May 10, 1838—John Wilkes Booth, better known to posterity as a Presidential assassin than as
a member of a major American theatrical family, was born in a log house on a
farm near Bel Air, Md. The ninth of 10 children, he was a joyous, much-loved
child who exhibited little of the hatred that led him to murder Abraham Lincoln.
In a post from nine years ago, I used the occasion of a benefit performance by John
and brothers Edwin and Junius Booth Jr.—the only time the brothers appeared
together onstage—to touch briefly on the dynamics of this family. But a greater
more can be explored on this subject.
Inevitably and endlessly, as with other assassins,
Booth’s motives and psychology have invited questioning and speculation. In
Stephen Sondheim’s musical on the cavalcade of figures who attempted to take
the lives of Presidents, Assassins, the
character called “Balladeer” voices this incredulity:
Why did you do it, Johnny?
Nobody agrees.
You who had everything,
What made you bring
A nation to its knees?
At first glance, Booth’s relationship with his
father, Junius Brutus Booth—who, in
1835, wrote to Andrew Jackson, threatening to cut his throat while he slept—offers particular
fodder for psycho-biography.
Indeed, before that night at Ford’s Theater, if any
member of the Booth family could be said to exhibit consistent, long-standing
trouble signs that he might murder an American President, it would have been
John’s father. In fact, John’s brother, Junius Jr., lamented that “a crack runs
thro’ the male part of our family, myself included.”

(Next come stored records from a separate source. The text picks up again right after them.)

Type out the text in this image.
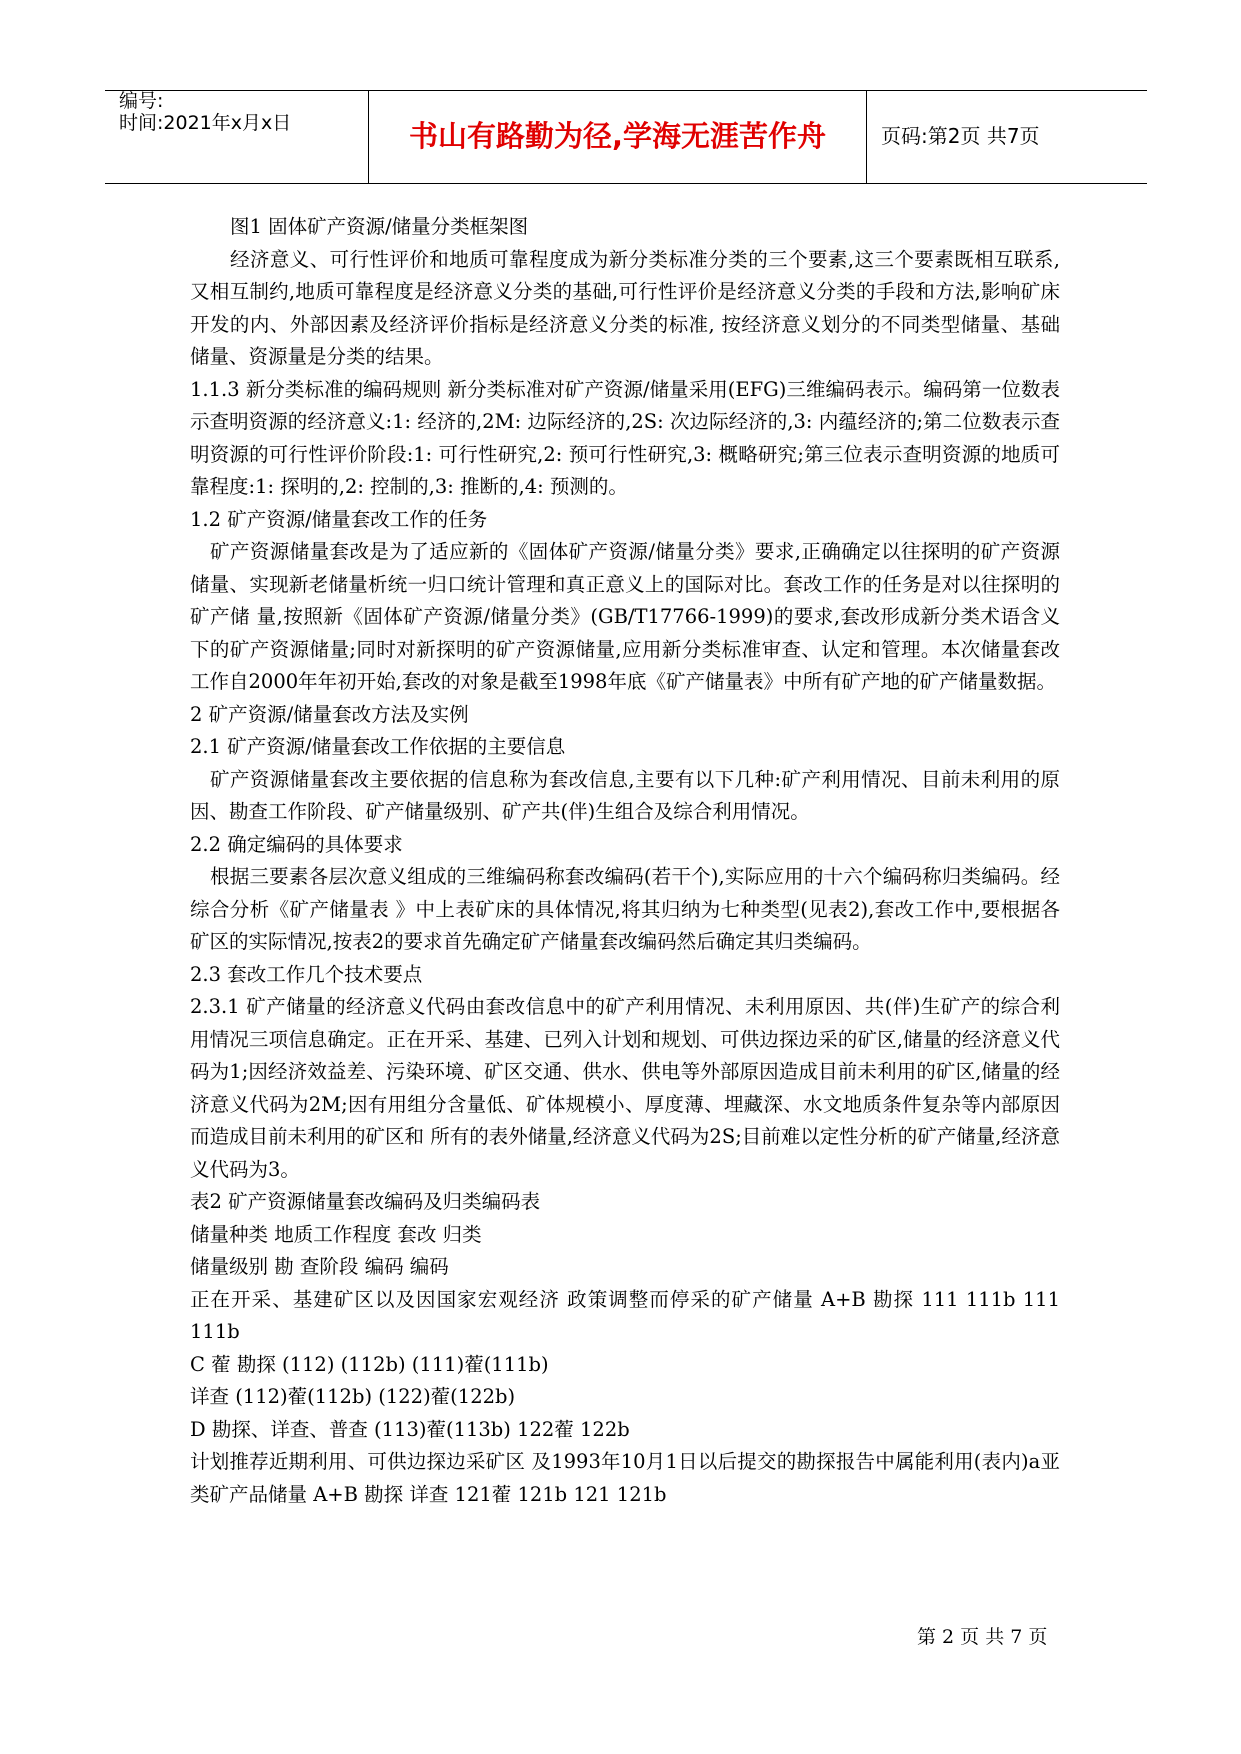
编号:
时间:2021年x月x日	书山有路勤为径,学海无涯苦作舟	页码:第2页 共7页

图1 固体矿产资源/储量分类框架图

经济意义、可行性评价和地质可靠程度成为新分类标准分类的三个要素,这三个要素既相互联系,又相互制约,地质可靠程度是经济意义分类的基础,可行性评价是经济意义分类的手段和方法,影响矿床开发的内、外部因素及经济评价指标是经济意义分类的标准, 按经济意义划分的不同类型储量、基础储量、资源量是分类的结果。

1.1.3 新分类标准的编码规则 新分类标准对矿产资源/储量采用(EFG)三维编码表示。编码第一位数表示查明资源的经济意义:1: 经济的,2M: 边际经济的,2S: 次边际经济的,3: 内蕴经济的;第二位数表示查明资源的可行性评价阶段:1: 可行性研究,2: 预可行性研究,3: 概略研究;第三位表示查明资源的地质可靠程度:1: 探明的,2: 控制的,3: 推断的,4: 预测的。

1.2 矿产资源/储量套改工作的任务

矿产资源储量套改是为了适应新的《固体矿产资源/储量分类》要求,正确确定以往探明的矿产资源储量、实现新老储量析统一归口统计管理和真正意义上的国际对比。套改工作的任务是对以往探明的矿产储 量,按照新《固体矿产资源/储量分类》(GB/T17766-1999)的要求,套改形成新分类术语含义下的矿产资源储量;同时对新探明的矿产资源储量,应用新分类标准审查、认定和管理。本次储量套改工作自2000年年初开始,套改的对象是截至1998年底《矿产储量表》中所有矿产地的矿产储量数据。

2 矿产资源/储量套改方法及实例

2.1 矿产资源/储量套改工作依据的主要信息

矿产资源储量套改主要依据的信息称为套改信息,主要有以下几种:矿产利用情况、目前未利用的原因、勘查工作阶段、矿产储量级别、矿产共(伴)生组合及综合利用情况。

2.2 确定编码的具体要求

根据三要素各层次意义组成的三维编码称套改编码(若干个),实际应用的十六个编码称归类编码。经综合分析《矿产储量表 》中上表矿床的具体情况,将其归纳为七种类型(见表2),套改工作中,要根据各矿区的实际情况,按表2的要求首先确定矿产储量套改编码然后确定其归类编码。

2.3 套改工作几个技术要点

2.3.1 矿产储量的经济意义代码由套改信息中的矿产利用情况、未利用原因、共(伴)生矿产的综合利用情况三项信息确定。正在开采、基建、已列入计划和规划、可供边探边采的矿区,储量的经济意义代码为1;因经济效益差、污染环境、矿区交通、供水、供电等外部原因造成目前未利用的矿区,储量的经济意义代码为2M;因有用组分含量低、矿体规模小、厚度薄、埋藏深、水文地质条件复杂等内部原因而造成目前未利用的矿区和 所有的表外储量,经济意义代码为2S;目前难以定性分析的矿产储量,经济意义代码为3。

表2 矿产资源储量套改编码及归类编码表

储量种类 地质工作程度 套改 归类

储量级别 勘 查阶段 编码 编码

正在开采、基建矿区以及因国家宏观经济 政策调整而停采的矿产储量 A+B 勘探 111 111b 111 111b

C 蒮 勘探 (112) (112b) (111)蒮(111b)

详查 (112)蒮(112b) (122)蒮(122b)

D 勘探、详查、普查 (113)蒮(113b) 122蒮 122b

计划推荐近期利用、可供边探边采矿区 及1993年10月1日以后提交的勘探报告中属能利用(表内)a亚类矿产品储量 A+B 勘探 详查 121蒮 121b 121 121b

第 2 页 共 7 页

John could, as his poet friend Thomas Bailey Aldrich
observed, empty a barroom when he had become drunken and belligerent enough.
But Junius Sr.’s drinking was far more advanced than John’s, and he engaged in
constant alarming incidents—including shooting a man in the face, assaulting
others, and attempting suicide several times—that John did not match.
Booth biographer Terry Alford takes issue with the
notion that the Lincoln assassination was the pathetic last act of a lost, lone gunman.
His Fortune's Fool sees the assassin as athletic, sexy (female fans tried to tear at
his clothes when he passed by), well-liked not just by fellow actors but lowly
stagehands, and intelligent enough to direct a conspiracy that might have not
only killed Lincoln, but also Vice-President Andrew Johnson and Secretary of
State William H. Seward.
Instead of bizarre personal behavior, Alford
suggests, the pre-assassination Booth evinced political extremism—a hatred of
abolitionism so extreme that the actor changed his plans from merely kidnapping
Lincoln to killing him after the President suggested in a speech that, for the
first time in Presidential history, he would consider supporting the right to
vote for some freedmen.
In contrast, Nora Titone describes John as being
locked in a contest for recognition with his father and brother Edwin that he
could not win. In My Thoughts Be Bloody, she relates how John’s over-the-top
acting style did not win the level of critical or popular recognition achieved
by Edwin’s more naturalistic one.
Even the brothers’ agreement to stake out their own
sphere of influence—Edwin in the North, John in the South—proved unintentionally
disastrous, as war and privation thinned
out audiences in the Confederacy after Fort Sumter. This only fed Johns’s
growing alienation not only from his family, but also from the America emerging
from the ashes of the Civil War—one that no longer permitted even the small
number of slaves on the Booth farm in Maryland in John’s childhood.
An actor himself, Booth might have been chagrined at
the thought that he would inspire other thespians to play him on stage and
screen as a wide-eyed fanatic. Notable examples include director Raoul Walsh
(uncredited) in D. W. Griffith’s Birth of
a Nation; John Derek in the 1955 biopic about brother Edwin, Prince of Players; Toby Kebbell in the
Robert Redford-directed The Conspirator;
and Victor Garber, in Sondheim’s Assassins.